A statistical algorithm for determining genetic ancestry has been improved by A*STAR researchers, an advance that could increase the sensitivity and accuracy of studies that aim to link genetics with disease.
Developments in genetic sequencing technology have accelerated the collection of genetic information, providing new opportunities to identify genetic mechanisms of disease. However, study designs must account for the genetic ancestry of included individuals.
“Genetic association studies seek to identify genes that are linked with genetic diseases or traits,” explains Chaolong Wang from the A*STAR Genome Institute of Singapore. “Such efforts can be complicated by the underlying genetic ancestry in study samples because different populations have distinct genetic backgrounds.”
These genetic backgrounds, as well as environmental factors, can influence disease susceptibility and accurate ancestry information among study populations helps avoid links between genes and disease being missed or misidentified. “Knowledge of individual ancestry can help researchers better pinpoint genes that are truly associated with disease,” Wang says.

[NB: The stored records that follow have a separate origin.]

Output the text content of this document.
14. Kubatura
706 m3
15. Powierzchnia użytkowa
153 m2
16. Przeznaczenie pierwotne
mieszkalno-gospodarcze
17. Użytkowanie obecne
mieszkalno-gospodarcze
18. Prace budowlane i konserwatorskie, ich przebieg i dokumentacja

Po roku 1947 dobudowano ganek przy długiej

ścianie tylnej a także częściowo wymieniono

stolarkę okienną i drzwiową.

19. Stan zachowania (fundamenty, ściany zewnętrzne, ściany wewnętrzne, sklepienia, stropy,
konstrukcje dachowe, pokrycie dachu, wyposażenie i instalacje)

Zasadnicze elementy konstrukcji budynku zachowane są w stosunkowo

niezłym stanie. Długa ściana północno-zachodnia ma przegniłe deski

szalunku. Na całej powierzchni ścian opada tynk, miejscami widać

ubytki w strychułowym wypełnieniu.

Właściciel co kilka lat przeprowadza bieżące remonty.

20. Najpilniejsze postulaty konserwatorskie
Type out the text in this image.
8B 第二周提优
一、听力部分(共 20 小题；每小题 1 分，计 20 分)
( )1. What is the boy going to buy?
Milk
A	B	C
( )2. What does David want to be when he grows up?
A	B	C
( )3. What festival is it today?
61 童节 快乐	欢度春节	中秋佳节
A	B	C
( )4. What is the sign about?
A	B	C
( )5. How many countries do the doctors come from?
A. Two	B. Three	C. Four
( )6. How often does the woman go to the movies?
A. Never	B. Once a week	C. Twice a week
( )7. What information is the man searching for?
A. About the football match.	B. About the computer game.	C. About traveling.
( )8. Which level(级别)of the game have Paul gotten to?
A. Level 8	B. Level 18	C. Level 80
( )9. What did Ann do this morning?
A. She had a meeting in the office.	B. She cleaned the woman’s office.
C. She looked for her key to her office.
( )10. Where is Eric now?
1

Wang and colleagues previously developed an algorithm designed to determine the ancestry of an individual from a small percentage of their genetic sequence. The algorithm, called ‘Locating Ancestry from Sequence Reads’, or ‘LASER’ 1.0, could establish continental ancestry, such as distinguishing between European and Asian ancestry. However, it was not refined enough to pinpoint fine-scale ancestry, such as the country of origin within Europe, when little genetic information was available from each person. The team have now developed LASER 2.0, which compares genetic information from individuals in an extensive ancestry reference dataset.

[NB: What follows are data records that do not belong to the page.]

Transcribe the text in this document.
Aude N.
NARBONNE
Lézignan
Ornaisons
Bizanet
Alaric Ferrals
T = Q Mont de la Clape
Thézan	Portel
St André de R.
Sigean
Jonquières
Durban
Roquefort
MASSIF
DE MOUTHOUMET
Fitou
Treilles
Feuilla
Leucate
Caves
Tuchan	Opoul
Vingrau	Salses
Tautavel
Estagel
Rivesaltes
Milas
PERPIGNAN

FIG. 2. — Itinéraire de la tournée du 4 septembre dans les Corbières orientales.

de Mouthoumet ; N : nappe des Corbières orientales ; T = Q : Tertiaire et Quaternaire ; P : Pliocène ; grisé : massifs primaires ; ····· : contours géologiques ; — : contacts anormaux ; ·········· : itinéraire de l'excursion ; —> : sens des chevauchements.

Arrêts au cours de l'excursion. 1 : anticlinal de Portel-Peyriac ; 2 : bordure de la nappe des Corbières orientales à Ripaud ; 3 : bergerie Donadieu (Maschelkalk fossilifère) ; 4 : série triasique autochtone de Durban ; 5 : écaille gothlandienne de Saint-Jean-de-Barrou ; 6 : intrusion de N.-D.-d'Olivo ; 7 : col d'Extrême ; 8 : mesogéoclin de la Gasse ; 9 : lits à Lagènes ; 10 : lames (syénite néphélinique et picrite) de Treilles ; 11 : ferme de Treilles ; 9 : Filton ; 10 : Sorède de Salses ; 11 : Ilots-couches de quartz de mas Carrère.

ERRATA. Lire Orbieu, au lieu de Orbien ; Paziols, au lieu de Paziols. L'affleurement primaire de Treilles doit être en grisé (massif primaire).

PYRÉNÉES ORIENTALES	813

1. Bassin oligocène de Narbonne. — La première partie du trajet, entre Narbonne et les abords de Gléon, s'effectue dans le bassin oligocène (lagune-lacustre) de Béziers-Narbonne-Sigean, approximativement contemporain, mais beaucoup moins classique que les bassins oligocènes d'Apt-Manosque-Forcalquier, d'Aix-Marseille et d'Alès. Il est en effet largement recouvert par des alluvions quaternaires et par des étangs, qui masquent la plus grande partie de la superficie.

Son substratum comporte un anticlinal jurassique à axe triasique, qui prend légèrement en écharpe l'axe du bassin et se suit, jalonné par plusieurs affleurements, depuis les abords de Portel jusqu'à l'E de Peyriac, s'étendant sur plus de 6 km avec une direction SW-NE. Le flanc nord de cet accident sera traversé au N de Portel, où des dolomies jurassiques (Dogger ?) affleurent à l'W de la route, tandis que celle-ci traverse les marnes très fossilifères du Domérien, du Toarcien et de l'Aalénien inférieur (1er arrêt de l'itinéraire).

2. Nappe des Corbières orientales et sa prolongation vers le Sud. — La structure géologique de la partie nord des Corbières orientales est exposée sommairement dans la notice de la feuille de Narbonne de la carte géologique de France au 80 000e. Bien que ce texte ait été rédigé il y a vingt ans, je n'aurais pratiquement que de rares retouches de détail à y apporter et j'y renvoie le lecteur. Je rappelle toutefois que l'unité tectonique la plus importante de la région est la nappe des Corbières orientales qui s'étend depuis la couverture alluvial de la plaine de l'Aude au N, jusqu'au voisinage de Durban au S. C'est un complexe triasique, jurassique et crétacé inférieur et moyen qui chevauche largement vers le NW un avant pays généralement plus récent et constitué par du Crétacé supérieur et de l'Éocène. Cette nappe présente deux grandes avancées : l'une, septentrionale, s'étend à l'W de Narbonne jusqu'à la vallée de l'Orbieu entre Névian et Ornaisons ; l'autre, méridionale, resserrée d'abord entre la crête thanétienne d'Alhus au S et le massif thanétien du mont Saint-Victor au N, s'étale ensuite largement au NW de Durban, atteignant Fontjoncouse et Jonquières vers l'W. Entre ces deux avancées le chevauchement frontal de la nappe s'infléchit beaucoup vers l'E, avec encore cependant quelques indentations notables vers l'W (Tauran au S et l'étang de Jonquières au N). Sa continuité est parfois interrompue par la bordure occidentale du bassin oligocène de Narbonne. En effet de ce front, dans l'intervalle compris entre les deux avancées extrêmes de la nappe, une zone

The team used LASER 2.0 to analyze genetic data that was previously studied with LASER 1.0. The new algorithm could estimate fine-scale European ancestry much more accurately than the original. The researchers also showed that when the available genetic data are insufficient, LASER 2.0 can use reference data to ‘guess’ some of the missing data, effectively increasing the amount of information for analysis.
LASER 2.0 could also accurately determine ancestry using genetic data collected from different sources or generated with different techniques. This ability is the most significant improvement over LASER 1.0 because it enables more data to be collated and analyzed, thereby increasing sensitivity to genetic associations with disease.
“LASER 2.0 can help reduce spurious associations being made by modeling the differences in ancestry within the study sample,” explains Wang. “The facilitation of integrative analysis of genetic data from different sources should accelerate discovery in large-scale disease association studies. Our method could also provide insight into relationships between ancient and modern human DNA.”
The A*STAR-affiliated researchers contributing to this research are from the Genome Institute of Singapore.